Time went by. No news. That usually means that nothing was found. Here, rather than call to tell you less than happy news, people will just avoid the question.
I put it in the back of my mind and turned my attention to seeing what else I might learn about this sacred book. So I printed out the pages that were online so that I might take a closer look at them. I was able to read a bit of the Spanish, but most of it was in Mayan, so I decided to take them to Francisco, our good friend/shaman who lives in the same village. Maybe he would be able to read the script or maybe someone he knew would be able to.
He was interested in the copies I brought him, but not as interested as I thought he would be. He called his daughter over to have a look since she is well verse in reading Mayan and she was able to read some of what was still legible.
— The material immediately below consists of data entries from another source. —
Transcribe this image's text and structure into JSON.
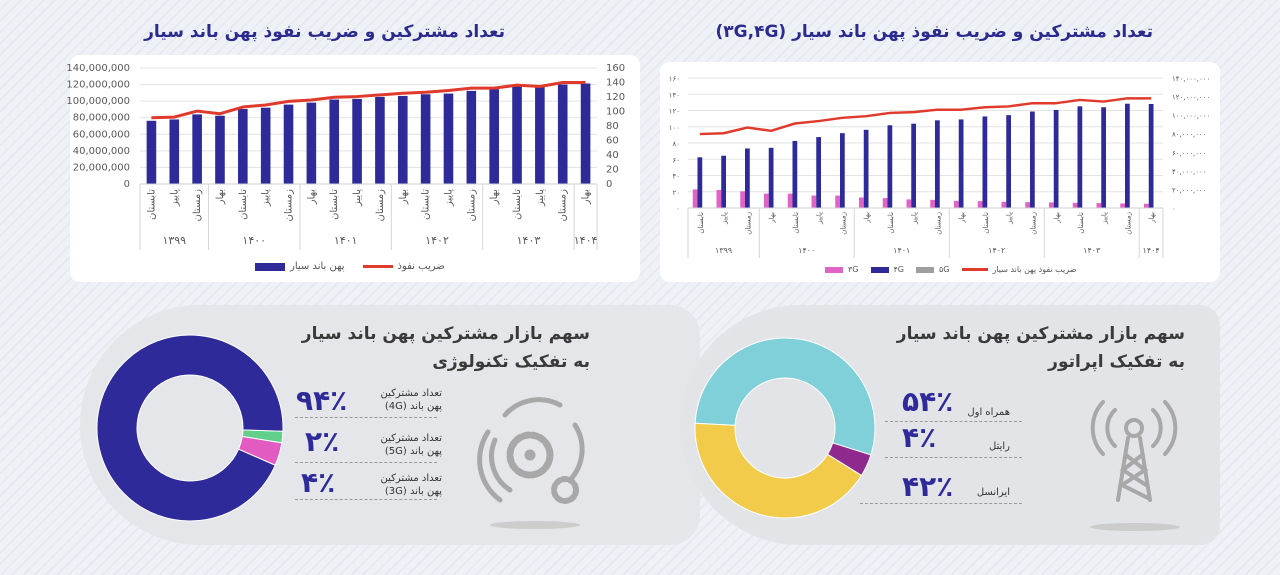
{
  "titles": {
    "left_chart": "تعداد مشترکین و ضریب نفوذ پهن باند سیار",
    "right_chart": "تعداد مشترکین و ضریب نفوذ پهن باند سیار (۳G,۴G)"
  },
  "colors": {
    "bar_total": "#2e2a9a",
    "line": "#e03a2c",
    "g3": "#e064c6",
    "g4": "#2e2a9a",
    "g5": "#9e9e9e",
    "title": "#2b2a8f",
    "teal": "#7fd0d8",
    "purple": "#8e2a8e",
    "yellow": "#f2cb4a",
    "green": "#62d08a",
    "pink": "#e25bc0"
  },
  "chart_data": [
    {
      "type": "bar+line",
      "title": "تعداد مشترکین و ضریب نفوذ پهن باند سیار",
      "categories": [
        "تابستان",
        "پاییز",
        "زمستان",
        "بهار",
        "تابستان",
        "پاییز",
        "زمستان",
        "بهار",
        "تابستان",
        "پاییز",
        "زمستان",
        "بهار",
        "تابستان",
        "پاییز",
        "زمستان",
        "بهار",
        "تابستان",
        "پاییز",
        "زمستان",
        "بهار"
      ],
      "groups": [
        {
          "label": "۱۳۹۹",
          "count": 3
        },
        {
          "label": "۱۴۰۰",
          "count": 4
        },
        {
          "label": "۱۴۰۱",
          "count": 4
        },
        {
          "label": "۱۴۰۲",
          "count": 4
        },
        {
          "label": "۱۴۰۳",
          "count": 4
        },
        {
          "label": "۱۴۰۴",
          "count": 1
        }
      ],
      "left_axis": {
        "range": [
          0,
          140000000
        ],
        "ticks": [
          "0",
          "20,000,000",
          "40,000,000",
          "60,000,000",
          "80,000,000",
          "100,000,000",
          "120,000,000",
          "140,000,000"
        ]
      },
      "right_axis": {
        "range": [
          0,
          160
        ],
        "ticks": [
          "0",
          "20",
          "40",
          "60",
          "80",
          "100",
          "120",
          "140",
          "160"
        ]
      },
      "series": [
        {
          "name": "پهن باند سیار",
          "type": "bar",
          "axis": "left",
          "color": "#2e2a9a",
          "values": [
            76300000,
            77900000,
            84000000,
            82400000,
            90500000,
            92100000,
            95800000,
            98200000,
            101900000,
            102700000,
            105100000,
            106300000,
            108300000,
            109100000,
            112400000,
            114500000,
            117700000,
            116900000,
            120100000,
            121300000
          ]
        },
        {
          "name": "ضریب نفوذ",
          "type": "line",
          "axis": "right",
          "color": "#e03a2c",
          "values": [
            91.4,
            92.3,
            100.6,
            96.9,
            106.2,
            109,
            114,
            115.8,
            119.7,
            120.6,
            122.9,
            125.2,
            126.6,
            129,
            132.2,
            132.2,
            136.4,
            134.5,
            140,
            140
          ]
        }
      ],
      "grid": true,
      "legend": "bottom"
    },
    {
      "type": "bar+line",
      "title": "تعداد مشترکین و ضریب نفوذ پهن باند سیار (۳G,۴G)",
      "categories": [
        "تابستان",
        "پاییز",
        "زمستان",
        "بهار",
        "تابستان",
        "پاییز",
        "زمستان",
        "بهار",
        "تابستان",
        "پاییز",
        "زمستان",
        "بهار",
        "تابستان",
        "پاییز",
        "زمستان",
        "بهار",
        "تابستان",
        "پاییز",
        "زمستان",
        "بهار"
      ],
      "groups": [
        {
          "label": "۱۳۹۹",
          "count": 3
        },
        {
          "label": "۱۴۰۰",
          "count": 4
        },
        {
          "label": "۱۴۰۱",
          "count": 4
        },
        {
          "label": "۱۴۰۲",
          "count": 4
        },
        {
          "label": "۱۴۰۳",
          "count": 4
        },
        {
          "label": "۱۴۰۴",
          "count": 1
        }
      ],
      "left_axis": {
        "range": [
          0,
          160
        ],
        "ticks": [
          "۰",
          "۲۰",
          "۴۰",
          "۶۰",
          "۸۰",
          "۱۰۰",
          "۱۲۰",
          "۱۴۰",
          "۱۶۰"
        ]
      },
      "right_axis": {
        "range": [
          0,
          140000000
        ],
        "ticks": [
          "۰",
          "۲۰,۰۰۰,۰۰۰",
          "۴۰,۰۰۰,۰۰۰",
          "۶۰,۰۰۰,۰۰۰",
          "۸۰,۰۰۰,۰۰۰",
          "۱۰۰,۰۰۰,۰۰۰",
          "۱۲۰,۰۰۰,۰۰۰",
          "۱۴۰,۰۰۰,۰۰۰"
        ]
      },
      "series": [
        {
          "name": "۳G",
          "type": "bar",
          "axis": "right",
          "color": "#e064c6",
          "values": [
            20000000,
            19400000,
            18000000,
            15500000,
            15500000,
            13400000,
            13400000,
            11300000,
            10600000,
            9200000,
            8800000,
            7700000,
            7400000,
            6700000,
            6300000,
            6000000,
            5600000,
            5300000,
            4900000,
            4600000
          ]
        },
        {
          "name": "۴G",
          "type": "bar",
          "axis": "right",
          "color": "#2e2a9a",
          "values": [
            54600000,
            56300000,
            64100000,
            64800000,
            72200000,
            76400000,
            80600000,
            84200000,
            89100000,
            90800000,
            94400000,
            95400000,
            98600000,
            100000000,
            103900000,
            105600000,
            109500000,
            108500000,
            112300000,
            112000000
          ]
        },
        {
          "name": "۵G",
          "type": "bar",
          "axis": "right",
          "color": "#9e9e9e",
          "values": [
            0,
            0,
            0,
            0,
            0,
            0,
            0,
            0,
            0,
            0,
            0,
            0,
            0,
            0,
            0,
            0,
            0,
            0,
            0,
            500000
          ]
        },
        {
          "name": "ضریب نفوذ پهن باند سیار",
          "type": "line",
          "axis": "left",
          "color": "#e03a2c",
          "values": [
            91,
            92,
            99,
            95,
            104,
            107,
            111,
            113,
            117,
            118,
            121,
            121,
            124,
            125,
            129,
            129,
            133,
            131,
            135,
            135
          ]
        }
      ],
      "grid": true,
      "legend": "bottom"
    },
    {
      "type": "pie",
      "title": "سهم بازار مشترکین پهن باند سیار",
      "subtitle": "به تفکیک تکنولوژی",
      "slices": [
        {
          "pct": "۹۴٪",
          "label_1": "تعداد مشترکین",
          "label_2": "پهن باند (4G)",
          "value": 94,
          "color": "#2e2a9a"
        },
        {
          "pct": "۲٪",
          "label_1": "تعداد مشترکین",
          "label_2": "پهن باند (5G)",
          "value": 2,
          "color": "#62d08a"
        },
        {
          "pct": "۴٪",
          "label_1": "تعداد مشترکین",
          "label_2": "پهن باند (3G)",
          "value": 4,
          "color": "#e25bc0"
        }
      ]
    },
    {
      "type": "pie",
      "title": "سهم بازار مشترکین پهن باند سیار",
      "subtitle": "به تفکیک اپراتور",
      "slices": [
        {
          "pct": "۵۴٪",
          "label": "همراه اول",
          "value": 54,
          "color": "#7fd0d8"
        },
        {
          "pct": "۴٪",
          "label": "رایتل",
          "value": 4,
          "color": "#8e2a8e"
        },
        {
          "pct": "۴۲٪",
          "label": "ایرانسل",
          "value": 42,
          "color": "#f2cb4a"
        }
      ]
    }
  ],
  "icons": {
    "tech": "gears-signal-icon",
    "operator": "cell-tower-icon"
  }
}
But in the discussion, they wanted to know why I only had part of the book.
I explained that archeologists had only been able to find part of it and the rest was missing.
This was incorrect according to Francisco who is an important member of his community and whose family has lived there for generations. He said the entire book was in the local library!!!!
First, I didn’t know they even had a library. Second, was he sure we were talking about the same thing?
This is one of those stories that you will have to wait to find out what happens next (sorry)! We just didn’t have time to go to the library that day. We were already running late and it looked like a storm was coming in. The continued exploration would have to wait.
I know for sure we are going back in late September, perhaps we will go sooner. I will try to get to the library and see what I can find. (sometimes these things are much harder to accomplish than you might imagine!)
Now imagine this: The book is indeed there, in its entirety, restored to its original location. There in full color and able to be preserved and read by the people whose great, great-grandparents wrote it. What secrets might it hold? What prophecies? What healing incantations and what herbal remedies?